Categories: Headlines

China accused of entrapping Sri Lanka through debt

Former Governor of the Central Bank of Sri Lanka Ajith Nivard Cabraal has issued a statement responding to the allegations detailed in the report published by the New York Times. On Monday the 25th of this month, the New York Times published an investigative report headlined ‘How China Got Sri Lanka to Cough Up a Port’.

The report revealed how China had granted Sri Lanka loan facilities at exorbitantly high-interest rates which the New York Times said was the “most vivid examples of China’s ambitious use of loans and aid to gain influence around the world and of its willingness to play hardball to collect.”

The report also revealed that “at least $7.6 million was dispensed from China Harbor’s account at Standard Chartered Bank to affiliates of Rajapaksa’s campaign” in 2015.  Former Governor of the Central Bank of Sri Lanka, Ajith Nivard Cabraal responding to the revelations in the report stated that the author of the article Maria Abi-Habib, was on a mission to provide a pre-determined and completely one-sided viewpoint.

The Former Central Bank Governor says Habib had chosen to ignore all counter points raised by him in his hour-long interview with her. When contacted by News 1st, Maria Abi-Habib said that they “tried to contact Rajapaksa multiple times via phone, email, and Whatsapp,” but did not receive any response.

She adds the Former President’s team should have been able to respond to the 10 VERY detailed questions they sent on multiple occasions over two months. Maria Abi-Habib said she flew to Sri Lanka multiple times to “interview both Mahinda Rajapaksa and Basil Rajapaksa, and never got a positive response about an interview.”

AN IMF WARNING

The International Monetary Fund (IMF) has on several occasions warned Sri Lanka to be cautious about China’s “Belt and Road Initiative”. The IMF made the warning in its 2018 Article IV Consultation and the Fourth Review Under the Extended Fund Facility issued on the 20th of this month.

In its Fourth Review, the IMF says “To reap the benefits of China’s Belt and Road Initiative, Sri Lanka should carefully manage large-scale capital projects.” It adds, while the Hambantota Port and Colombo Port City Project “can foster Sri Lanka’s growth through greater regional trade and financial integration, they should be selected and managed carefully given the country’s high public debt and social development needs. The staff stressed with the authorities, the importance of sound and transparent project selection.”

Addressing a conference in Beijing on the 12th of April this year, IMF Managing Director Christine Lagarde said “The Belt and Road Initiative can provide much-needed infrastructure financing to partner countries. However, these ventures can also lead to a problematic increase in debt, potentially limiting other spending as debt service rises and creating the balance of payment challenges. In countries where public debt is already high, careful management of financing terms is critical.”
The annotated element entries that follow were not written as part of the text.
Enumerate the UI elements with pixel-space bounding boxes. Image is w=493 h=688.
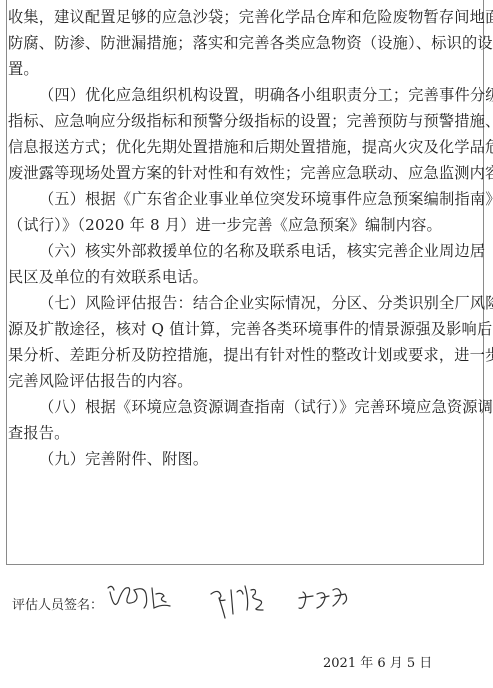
paragraph-5: （五）根据《广东省企业事业单位突发环境事件应急预案编制指南》 （试行）》（202… <box>8 186 478 238</box>
text-line: 完善风险评估报告的内容。 <box>8 368 478 394</box>
paragraph-3-continued: 收集，建议配置足够的应急沙袋；完善化学品仓库和危险废物暂存间地面 防腐、防渗、防… <box>8 4 478 82</box>
text-line: 果分析、差距分析及防控措施，提出有针对性的整改计划或要求，进一步 <box>8 342 478 368</box>
text-line: 民区及单位的有效联系电话。 <box>8 264 478 290</box>
text-line: 收集，建议配置足够的应急沙袋；完善化学品仓库和危险废物暂存间地面 <box>8 4 478 30</box>
paragraph-8: （八）根据《环境应急资源调查指南（试行）》完善环境应急资源调 查报告。 <box>8 394 478 446</box>
text-line: 指标、应急响应分级指标和预警分级指标的设置；完善预防与预警措施、 <box>8 108 478 134</box>
paragraph-7: （七）风险评估报告：结合企业实际情况，分区、分类识别全厂风险 源及扩散途径，核对… <box>8 290 478 394</box>
text-line: （试行）》（2020 年 8 月）进一步完善《应急预案》编制内容。 <box>8 212 478 238</box>
text-line: 防腐、防渗、防泄漏措施；落实和完善各类应急物资（设施）、标识的设 <box>8 30 478 56</box>
text-line: （四）优化应急组织机构设置，明确各小组职责分工；完善事件分级 <box>8 82 478 108</box>
paragraph-6: （六）核实外部救援单位的名称及联系电话，核实完善企业周边居 民区及单位的有效联系… <box>8 238 478 290</box>
paragraph-9: （九）完善附件、附图。 <box>8 446 478 472</box>
text-line: （九）完善附件、附图。 <box>8 446 478 472</box>
text-line: 查报告。 <box>8 420 478 446</box>
handwritten-signature-3-icon <box>295 580 375 620</box>
text-line: （八）根据《环境应急资源调查指南（试行）》完善环境应急资源调 <box>8 394 478 420</box>
text-line: 源及扩散途径，核对 Q 值计算，完善各类环境事件的情景源强及影响后 <box>8 316 478 342</box>
handwritten-signature-2-icon <box>205 580 285 620</box>
text-line: 置。 <box>8 56 478 82</box>
text-line: （七）风险评估报告：结合企业实际情况，分区、分类识别全厂风险 <box>8 290 478 316</box>
signature-label: 评估人员签名： <box>12 594 103 613</box>
text-line: 信息报送方式；优化先期处置措施和后期处置措施，提高火灾及化学品危 <box>8 134 478 160</box>
handwritten-signature-1-icon <box>104 580 184 620</box>
text-line: 废泄露等现场处置方案的针对性和有效性；完善应急联动、应急监测内容。 <box>8 160 478 186</box>
text-line: （六）核实外部救援单位的名称及联系电话，核实完善企业周边居 <box>8 238 478 264</box>
paragraph-4: （四）优化应急组织机构设置，明确各小组职责分工；完善事件分级 指标、应急响应分级… <box>8 82 478 186</box>
signature-date: 2021 年 6 月 5 日 <box>323 652 432 671</box>
text-line: （五）根据《广东省企业事业单位突发环境事件应急预案编制指南》 <box>8 186 478 212</box>
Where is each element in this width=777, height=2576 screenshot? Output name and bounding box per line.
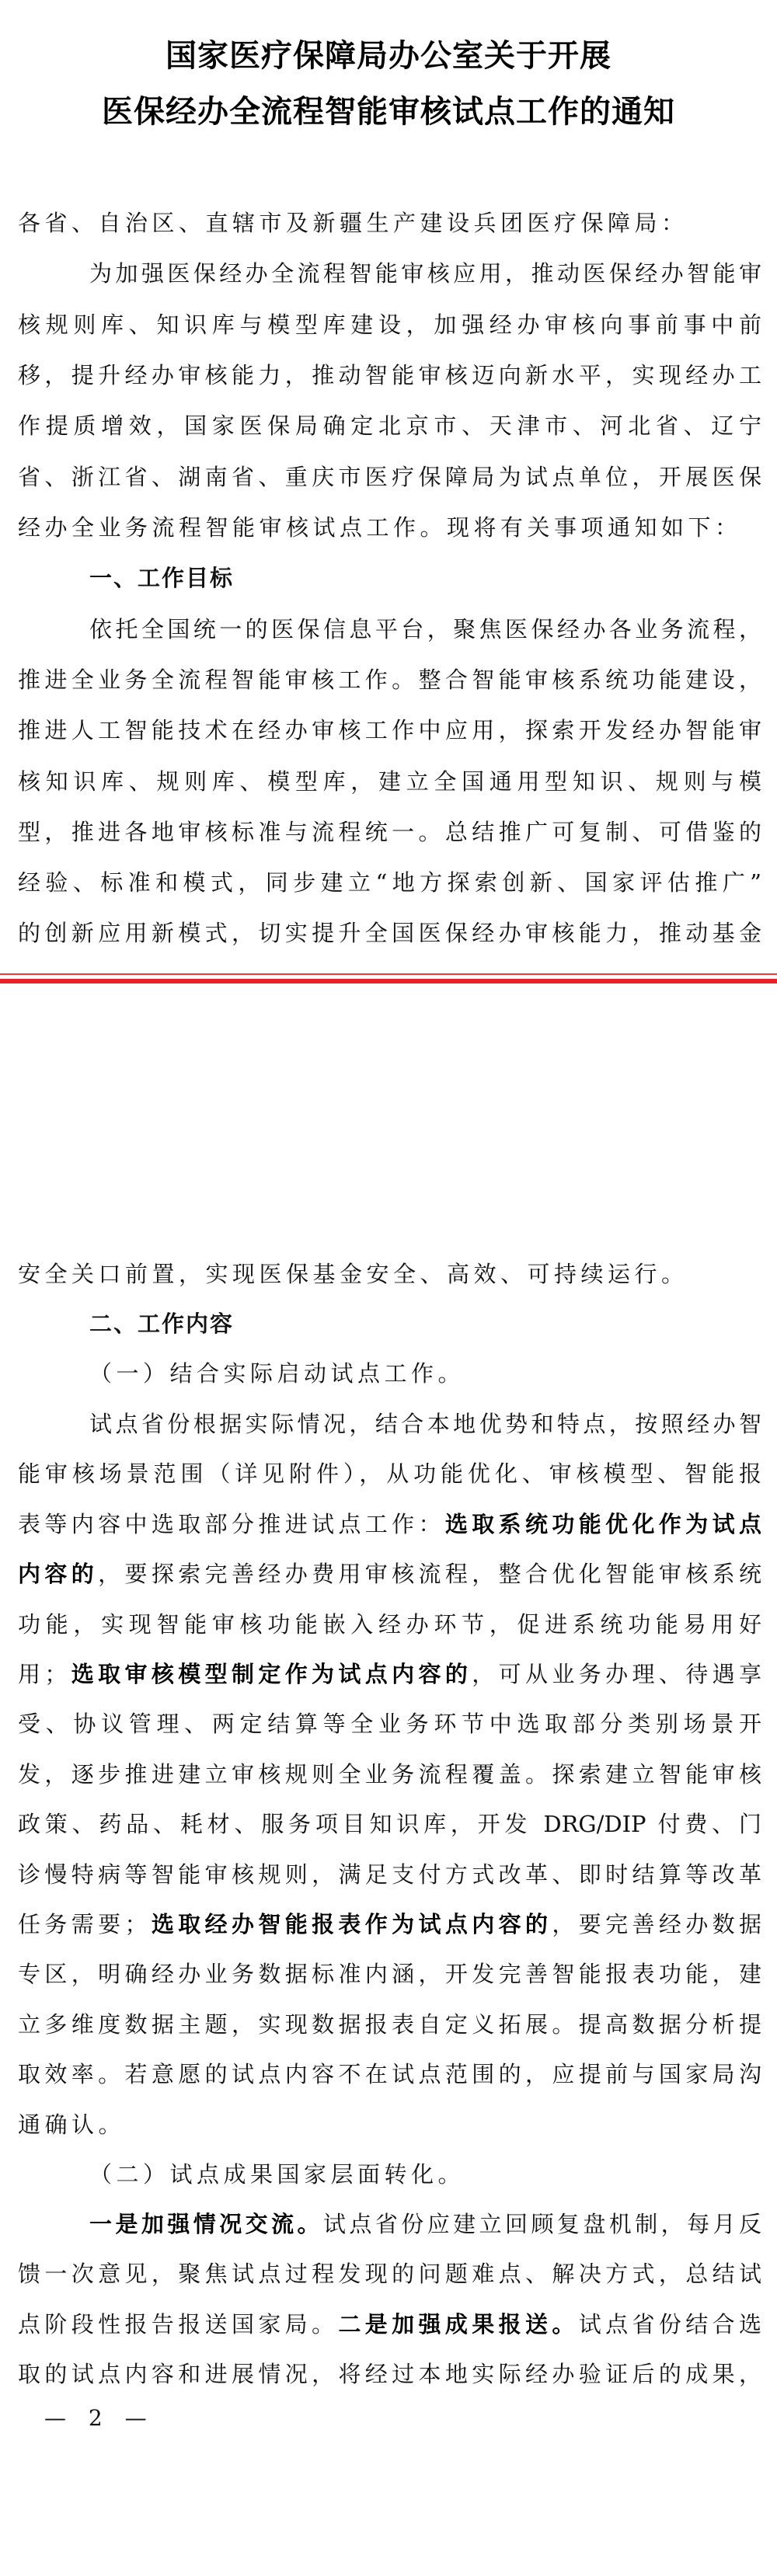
goal-line: 经验、标准和模式，同步建立“地方探索创新、国家评估推广” <box>18 867 761 898</box>
text-run: 发，逐步推进建立审核规则全业务流程覆盖。探索建立智能审核 <box>18 1761 761 1788</box>
body-line: 受、协议管理、两定结算等全业务环节中选取部分类别场景开 <box>18 1708 761 1739</box>
text-run: 试点省份根据实际情况，结合本地优势和特点，按照经办智 <box>89 1411 761 1437</box>
title-line-1: 国家医疗保障局办公室关于开展 <box>0 37 777 75</box>
bold-text: 选取系统功能优化作为试点 <box>445 1511 761 1537</box>
intro-line: 核规则库、知识库与模型库建设，加强经办审核向事前事中前 <box>18 309 761 340</box>
bold-text: 二是加强成果报送。 <box>338 2311 578 2338</box>
goal-line: 推进人工智能技术在经办审核工作中应用，探索开发经办智能审 <box>18 715 761 746</box>
goal-line: 核知识库、规则库、模型库，建立全国通用型知识、规则与模 <box>18 766 761 797</box>
page-number: — 2 — <box>44 2406 155 2431</box>
text-run: 试点省份应建立回顾复盘机制，每月反 <box>323 2211 761 2237</box>
text-run: 受、协议管理、两定结算等全业务环节中选取部分类别场景开 <box>18 1711 761 1737</box>
salutation: 各省、自治区、直辖市及新疆生产建设兵团医疗保障局： <box>18 207 761 238</box>
sub1-last-line: 通确认。 <box>18 2109 761 2140</box>
bold-text: 一是加强情况交流。 <box>89 2211 323 2237</box>
body-line: 取的试点内容和进展情况，将经过本地实际经办验证后的成果， <box>18 2358 761 2390</box>
text-run: 馈一次意见，聚焦试点过程发现的问题难点、解决方式，总结试 <box>18 2261 761 2287</box>
title-line-2: 医保经办全流程智能审核试点工作的通知 <box>0 93 777 131</box>
bold-text: 选取经办智能报表作为试点内容的 <box>147 1911 552 1937</box>
page-divider-thick <box>0 979 777 983</box>
goal-line: 的创新应用新模式，切实提升全国医保经办审核能力，推动基金 <box>18 917 761 949</box>
text-run: 用； <box>18 1661 67 1687</box>
text-run: 诊慢特病等智能审核规则，满足支付方式改革、即时结算等改革 <box>18 1861 761 1888</box>
text-run: 立多维度数据主题，实现数据报表自定义拓展。提高数据分析提 <box>18 2011 761 2038</box>
intro-line: 经办全业务流程智能审核试点工作。现将有关事项通知如下： <box>18 512 761 543</box>
text-run: 取效率。若意愿的试点内容不在试点范围的，应提前与国家局沟 <box>18 2061 761 2087</box>
text-run: 点阶段性报告报送国家局。 <box>18 2311 338 2338</box>
body-line: 发，逐步推进建立审核规则全业务流程覆盖。探索建立智能审核 <box>18 1759 761 1790</box>
text-run: 功能，实现智能审核功能嵌入经办环节，促进系统功能易用好 <box>18 1611 761 1638</box>
body-line: 取效率。若意愿的试点内容不在试点范围的，应提前与国家局沟 <box>18 2059 761 2090</box>
body-line: 点阶段性报告报送国家局。二是加强成果报送。试点省份结合选 <box>18 2309 761 2340</box>
text-run: ，要完善经办数据 <box>552 1911 761 1937</box>
text-run: 任务需要； <box>18 1911 147 1937</box>
text-run: 表等内容中选取部分推进试点工作： <box>18 1511 445 1537</box>
section-heading-2: 二、工作内容 <box>18 1308 761 1339</box>
intro-line: 移，提升经办审核能力，推动智能审核迈向新水平，实现经办工 <box>18 360 761 391</box>
goal-line: 依托全国统一的医保信息平台，聚焦医保经办各业务流程， <box>18 614 761 645</box>
subsection-heading-2: （二）试点成果国家层面转化。 <box>18 2159 761 2190</box>
bold-text: 内容的 <box>18 1561 98 1587</box>
goal-line: 型，推进各地审核标准与流程统一。总结推广可复制、可借鉴的 <box>18 816 761 848</box>
text-run: 取的试点内容和进展情况，将经过本地实际经办验证后的成果， <box>18 2361 761 2387</box>
body-line: 任务需要；选取经办智能报表作为试点内容的，要完善经办数据 <box>18 1909 761 1940</box>
body-line: 政策、药品、耗材、服务项目知识库，开发 DRG/DIP 付费、门 <box>18 1808 761 1840</box>
text-run: 试点省份结合选 <box>579 2311 761 2338</box>
body-line: 内容的，要探索完善经办费用审核流程，整合优化智能审核系统 <box>18 1558 761 1589</box>
body-line: 表等内容中选取部分推进试点工作：选取系统功能优化作为试点 <box>18 1509 761 1540</box>
body-line: 功能，实现智能审核功能嵌入经办环节，促进系统功能易用好 <box>18 1609 761 1640</box>
intro-line: 作提质增效，国家医保局确定北京市、天津市、河北省、辽宁 <box>18 410 761 441</box>
body-line: 用；选取审核模型制定作为试点内容的，可从业务办理、待遇享 <box>18 1659 761 1690</box>
body-line: 能审核场景范围（详见附件），从功能优化、审核模型、智能报 <box>18 1458 761 1489</box>
body-line: 馈一次意见，聚焦试点过程发现的问题难点、解决方式，总结试 <box>18 2258 761 2289</box>
text-run: 专区，明确经办业务数据标准内涵，开发完善智能报表功能，建 <box>18 1961 761 1987</box>
body-line: 试点省份根据实际情况，结合本地优势和特点，按照经办智 <box>18 1408 761 1439</box>
text-run: ，要探索完善经办费用审核流程，整合优化智能审核系统 <box>98 1561 761 1587</box>
body-line: 诊慢特病等智能审核规则，满足支付方式改革、即时结算等改革 <box>18 1859 761 1890</box>
continuation-line: 安全关口前置，实现医保基金安全、高效、可持续运行。 <box>18 1258 761 1290</box>
text-run: 政策、药品、耗材、服务项目知识库，开发 DRG/DIP 付费、门 <box>18 1811 761 1837</box>
goal-line: 推进全业务全流程智能审核工作。整合智能审核系统功能建设， <box>18 664 761 695</box>
text-run: ，可从业务办理、待遇享 <box>472 1661 761 1687</box>
body-line: 一是加强情况交流。试点省份应建立回顾复盘机制，每月反 <box>18 2209 761 2240</box>
page-divider-thin <box>0 973 777 975</box>
section-heading-1: 一、工作目标 <box>18 562 761 594</box>
bold-text: 选取审核模型制定作为试点内容的 <box>67 1661 472 1687</box>
intro-line: 省、浙江省、湖南省、重庆市医疗保障局为试点单位，开展医保 <box>18 461 761 493</box>
body-line: 专区，明确经办业务数据标准内涵，开发完善智能报表功能，建 <box>18 1958 761 1989</box>
intro-line: 为加强医保经办全流程智能审核应用，推动医保经办智能审 <box>18 258 761 289</box>
subsection-heading-1: （一）结合实际启动试点工作。 <box>18 1358 761 1389</box>
body-line: 立多维度数据主题，实现数据报表自定义拓展。提高数据分析提 <box>18 2009 761 2040</box>
text-run: 能审核场景范围（详见附件），从功能优化、审核模型、智能报 <box>18 1460 761 1487</box>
According to the IMF, outstanding bilateral loans from China to Sri Lanka’s public sector, including State Owned Enterprises, are estimated at about US$4.6 billion at the end of 2016 which is 5.8% percent of GDP. However, while the IMF has also lent Sri Lanka a massive amount of loans, various conditions were presented to the country to release the final tranche of a 1.5 billion US Dollar loan.

The Government of Sri Lanka was scrutinized and made legal reforms to the Exchange Control Act and Inland Revenue Act and also introduced a new pricing mechanism for fuel and electricity as per the requirements of the IMF.

Meanwhile, MP Namal Rajapaksa tweeted yesterday saying “Many inaccuracies in this article. Acknowledging the Port is near 1 of the world’s busiest shipping lanes shows why it’s still a major focus for the West, fearing China’s growing global influence. Sri Lanka’s assets shouldn’t be used as geopolitical pawns in this power struggle.”

A number of politicians have also reacted to the claims made by the New York Times.